2012-й для меня так и не начался, то есть новогодняя ночь случилась, но это все должно быть чем-то большим, с обязательным рождественским снегом, таким белым и непривычным, искрящимся в утреннем солнце, и таким же обязательным морем, свинцовым, темным и неповоротливым. С фонарями и мокрой плиткой на мостовых. Без снега период вхождения в новый год для меня не окончен, Рождества как будто и не было. Я так долго создавала себе новогоднее волшебство, чтобы потом сидеть дома и ждать звонка с работы, и не мочь себя деть куда-то, где будет так, чтобы нараспашку.
Моя территория комфорта сузилась до размеров нашей крохотной квартирки, когда в ней никого нет.
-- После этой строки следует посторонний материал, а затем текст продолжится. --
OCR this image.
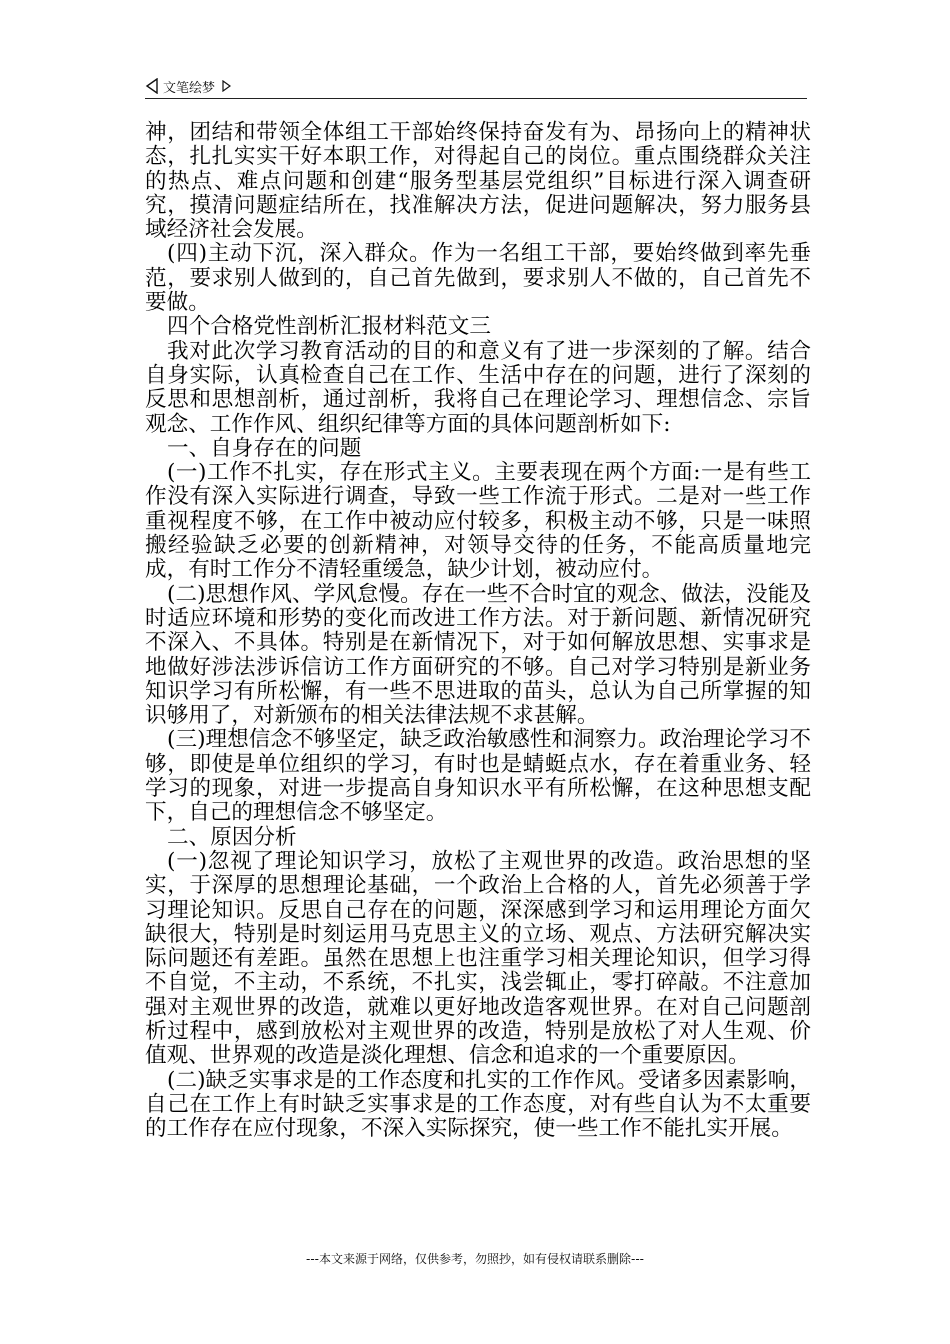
文笔绘梦

神，团结和带领全体组工干部始终保持奋发有为、昂扬向上的精神状态，扎扎实实干好本职工作，对得起自己的岗位。重点围绕群众关注的热点、难点问题和创建“服务型基层党组织”目标进行深入调查研究，摸清问题症结所在，找准解决方法，促进问题解决，努力服务县域经济社会发展。

(四)主动下沉，深入群众。作为一名组工干部，要始终做到率先垂范，要求别人做到的，自己首先做到，要求别人不做的，自己首先不要做。

四个合格党性剖析汇报材料范文三

我对此次学习教育活动的目的和意义有了进一步深刻的了解。结合自身实际，认真检查自己在工作、生活中存在的问题，进行了深刻的反思和思想剖析，通过剖析，我将自己在理论学习、理想信念、宗旨观念、工作作风、组织纪律等方面的具体问题剖析如下:

一、自身存在的问题

(一)工作不扎实，存在形式主义。主要表现在两个方面:一是有些工作没有深入实际进行调查，导致一些工作流于形式。二是对一些工作重视程度不够，在工作中被动应付较多，积极主动不够，只是一味照搬经验缺乏必要的创新精神，对领导交待的任务，不能高质量地完成，有时工作分不清轻重缓急，缺少计划，被动应付。

(二)思想作风、学风怠慢。存在一些不合时宜的观念、做法，没能及时适应环境和形势的变化而改进工作方法。对于新问题、新情况研究不深入、不具体。特别是在新情况下，对于如何解放思想、实事求是地做好涉法涉诉信访工作方面研究的不够。自己对学习特别是新业务知识学习有所松懈，有一些不思进取的苗头，总认为自己所掌握的知识够用了，对新颁布的相关法律法规不求甚解。

(三)理想信念不够坚定，缺乏政治敏感性和洞察力。政治理论学习不够，即使是单位组织的学习，有时也是蜻蜓点水，存在着重业务、轻学习的现象，对进一步提高自身知识水平有所松懈，在这种思想支配下，自己的理想信念不够坚定。

二、原因分析

(一)忽视了理论知识学习，放松了主观世界的改造。政治思想的坚实，于深厚的思想理论基础，一个政治上合格的人，首先必须善于学习理论知识。反思自己存在的问题，深深感到学习和运用理论方面欠缺很大，特别是时刻运用马克思主义的立场、观点、方法研究解决实际问题还有差距。虽然在思想上也注重学习相关理论知识，但学习得不自觉，不主动，不系统，不扎实，浅尝辄止，零打碎敲。不注意加强对主观世界的改造，就难以更好地改造客观世界。在对自己问题剖析过程中，感到放松对主观世界的改造，特别是放松了对人生观、价值观、世界观的改造是淡化理想、信念和追求的一个重要原因。

(二)缺乏实事求是的工作态度和扎实的工作作风。受诸多因素影响，自己在工作上有时缺乏实事求是的工作态度，对有些自认为不太重要的工作存在应付现象，不深入实际探究，使一些工作不能扎实开展。

---本文来源于网络，仅供参考，勿照抄，如有侵权请联系删除---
Я учусь печь печенье и варить супы для того, чтобы создать себе уют, но у меня не всегда получается. Мне грустно без друзей, без Керчи и манчкина по вечерам, и сизого дыма в Суслике, без преферанса с утра до вечера, разговоров обо всем на свете и бессонных ночей в чужих квартирах. Меня заковало в какую-то жесткую корку, которую я не могу прорвать, чтобы вернуться к себе той, прежней. Прекрасное время было, когда самым большим страхом была сессия дважды в год.